Wellness - For me, the hardest topic in this section is exercise. I think men don’t often realize that exercise is self-care because they do it with an end goal in mind (to lose weight, to look good in a swimsuit, to be attractive), but if you just reframe your mentality to think about how it makes you feel and how it helps reduce stress, and not focus as much on the end result, it magically becomes self-care. Admittedly, this took me a long time to realize myself and I’m still working on it (going to the gym is not my favorite thing to do). I’ve really been taking my own advice while being home in quarantine and it’s made a huge difference for me.
Body - I’m a huge believer in baths, but I rarely take one at home because my bathtub is too small for me! So I go to a lot of spas so I can take advantage of baths, saunas, steam rooms, treatments, all of it! I’ve been known to spend entire days at spas and when I do, I’m at my happiest. I see such a difference in my mood when I go to one for even a short time.

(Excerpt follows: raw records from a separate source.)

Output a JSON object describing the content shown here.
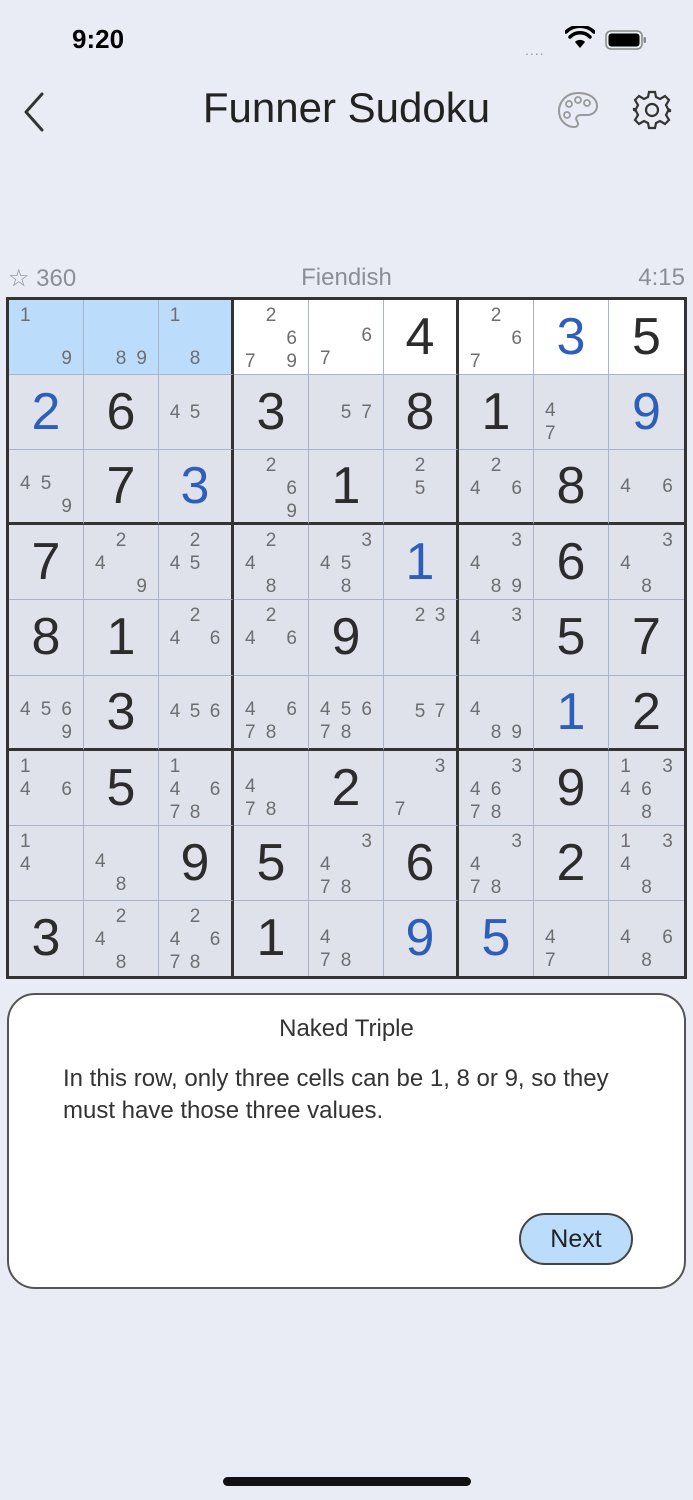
{
  "status_bar": {
    "time": "9:20",
    "signal": "....",
    "wifi_icon": "wifi-icon",
    "battery_icon": "battery-icon"
  },
  "nav": {
    "title": "Funner Sudoku",
    "back_icon": "chevron-left-icon",
    "palette_icon": "palette-icon",
    "settings_icon": "gear-icon"
  },
  "info": {
    "score": "☆ 360",
    "difficulty": "Fiendish",
    "timer": "4:15"
  },
  "colors": {
    "background": "#e9ecf4",
    "highlight": "#bcdcfc",
    "user_digit": "#2d5fba",
    "given_digit": "#2c2c2c"
  },
  "board": {
    "rows": [
      [
        {
          "n": "1.......9",
          "s": "h"
        },
        {
          "n": ".......89",
          "s": "h"
        },
        {
          "n": "1......8.",
          "s": "h"
        },
        {
          "n": ".2...67.9",
          "s": "w"
        },
        {
          "n": ".....67..",
          "s": "w"
        },
        {
          "v": "4",
          "s": "w"
        },
        {
          "n": ".2...67..",
          "s": "w"
        },
        {
          "v": "3",
          "u": true,
          "s": "w"
        },
        {
          "v": "5",
          "s": "w"
        }
      ],
      [
        {
          "v": "2",
          "u": true
        },
        {
          "v": "6"
        },
        {
          "n": "...45...."
        },
        {
          "v": "3"
        },
        {
          "n": "....57..."
        },
        {
          "v": "8"
        },
        {
          "v": "1"
        },
        {
          "n": "...4..7.."
        },
        {
          "v": "9",
          "u": true
        }
      ],
      [
        {
          "n": "...45...9"
        },
        {
          "v": "7"
        },
        {
          "v": "3",
          "u": true
        },
        {
          "n": ".2...6..9"
        },
        {
          "v": "1"
        },
        {
          "n": ".2..5...."
        },
        {
          "n": ".2.4.6..."
        },
        {
          "v": "8"
        },
        {
          "n": "...4.6..."
        }
      ],
      [
        {
          "v": "7"
        },
        {
          "n": ".2.4....9"
        },
        {
          "n": ".2.45...."
        },
        {
          "n": ".2.4...8."
        },
        {
          "n": "..345..8."
        },
        {
          "v": "1",
          "u": true
        },
        {
          "n": "..34...89"
        },
        {
          "v": "6"
        },
        {
          "n": "..34...8."
        }
      ],
      [
        {
          "v": "8"
        },
        {
          "v": "1"
        },
        {
          "n": ".2.4.6..."
        },
        {
          "n": ".2.4.6..."
        },
        {
          "v": "9"
        },
        {
          "n": ".23......"
        },
        {
          "n": "..34....."
        },
        {
          "v": "5"
        },
        {
          "v": "7"
        }
      ],
      [
        {
          "n": "...456..9"
        },
        {
          "v": "3"
        },
        {
          "n": "...456..."
        },
        {
          "n": "...4.678."
        },
        {
          "n": "...45678."
        },
        {
          "n": "....57..."
        },
        {
          "n": "...4...89"
        },
        {
          "v": "1",
          "u": true
        },
        {
          "v": "2"
        }
      ],
      [
        {
          "n": "1..4.6..."
        },
        {
          "v": "5"
        },
        {
          "n": "1..4.678."
        },
        {
          "n": "...4..78."
        },
        {
          "v": "2"
        },
        {
          "n": "..3...7.."
        },
        {
          "n": "..346.78."
        },
        {
          "v": "9"
        },
        {
          "n": "1.346..8."
        }
      ],
      [
        {
          "n": "1..4....."
        },
        {
          "n": "...4...8."
        },
        {
          "v": "9"
        },
        {
          "v": "5"
        },
        {
          "n": "..34..78."
        },
        {
          "v": "6"
        },
        {
          "n": "..34..78."
        },
        {
          "v": "2"
        },
        {
          "n": "1.34...8."
        }
      ],
      [
        {
          "v": "3"
        },
        {
          "n": ".2.4...8."
        },
        {
          "n": ".2.4.678."
        },
        {
          "v": "1"
        },
        {
          "n": "...4..78."
        },
        {
          "v": "9",
          "u": true
        },
        {
          "v": "5",
          "u": true
        },
        {
          "n": "...4..7.."
        },
        {
          "n": "...4.6.8."
        }
      ]
    ]
  },
  "hint": {
    "title": "Naked Triple",
    "text": "In this row, only three cells can be 1, 8 or 9, so they must have those three values.",
    "next_label": "Next"
  }
}
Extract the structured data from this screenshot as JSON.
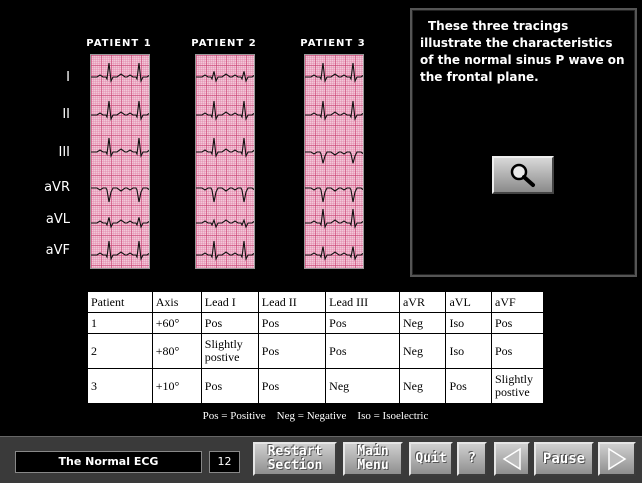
{
  "patients": [
    "PATIENT 1",
    "PATIENT 2",
    "PATIENT 3"
  ],
  "leads": [
    "I",
    "II",
    "III",
    "aVR",
    "aVL",
    "aVF"
  ],
  "panel": {
    "text": "These three tracings illustrate the characteristics of the normal sinus P wave on the frontal plane."
  },
  "table": {
    "headers": [
      "Patient",
      "Axis",
      "Lead I",
      "Lead II",
      "Lead III",
      "aVR",
      "aVL",
      "aVF"
    ],
    "rows": [
      [
        "1",
        "+60°",
        "Pos",
        "Pos",
        "Pos",
        "Neg",
        "Iso",
        "Pos"
      ],
      [
        "2",
        "+80°",
        "Slightly postive",
        "Pos",
        "Pos",
        "Neg",
        "Iso",
        "Pos"
      ],
      [
        "3",
        "+10°",
        "Pos",
        "Pos",
        "Neg",
        "Neg",
        "Pos",
        "Slightly postive"
      ]
    ]
  },
  "legend": "Pos = Positive    Neg = Negative    Iso = Isoelectric",
  "bottom": {
    "title": "The Normal ECG",
    "page": "12",
    "restart_line1": "Restart",
    "restart_line2": "Section",
    "main_line1": "Main",
    "main_line2": "Menu",
    "quit": "Quit",
    "help": "?",
    "pause": "Pause"
  },
  "icons": {
    "zoom": "magnifier-icon",
    "prev": "left-triangle-icon",
    "next": "right-triangle-icon"
  },
  "strip_polarity": [
    [
      1,
      1,
      1,
      -1,
      0.4,
      1
    ],
    [
      0.4,
      1,
      1,
      -1,
      0.2,
      1
    ],
    [
      1,
      1,
      -0.8,
      -1,
      1,
      0.6
    ]
  ]
}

Face - My favorite thing to do is get facials, but since that’s not possible right now, I’ve been doing a lot of at-home masking. I mean, I always do a lot of masking, but I’m doing even more of it now. Masking is something that every man should do, no matter how basic (or extensive) his skincare routine is. Plus, in self-care terms, there’s nothing like a mask because they literally force you to relax. It’s hard to do anything beside lay down and chill while you have a mask on.
Hair - Lots of guys don’t see haircare and hair styling as self-care, but it really is. I mean, think about it, when your hair looks good, you feel more confident, right? I spend a lot of time on haircare, not just because I have difficult-to-control curly hair, but because it makes me feel great. I do a hair mask about once a week, which is a deep conditioning treatment, and use a scalp scrub a few times a week to give myself a head massage in the shower. Not only do these things leave my head and hair feeling incredible, but they relax me even if I’m rushing through my morning routine.
Spirit - A lot of things in this section like smudging and crystals are things I use a lot, but my favorite “spirit” self-care practice is my daily tarot card. After I get dressed in the morning, I draw a single tarot card and for me, it’s a great way to start the day from an introspective place. Some mornings the card’s meaning is immediately apparent and some days it’s more about something I should keep in mind as I go through my day. But more than trying to divine some meaning, it’s a way for me to start each day feeling connected to something spiritual.
Space - I firmly believe that the physical space around you has a distinct effect on your mental state. I always feel so happy when I’m out in nature, so my apartment is full of plants. I’m constantly bringing in fresh flowers to help brighten it up, too. For me, the plants help me feel calmer and more grounded. It took me a long time to learn how to take care of plants, which I think is why lots of guys are intimidated by them, but for me having even one around changes my mood for the better.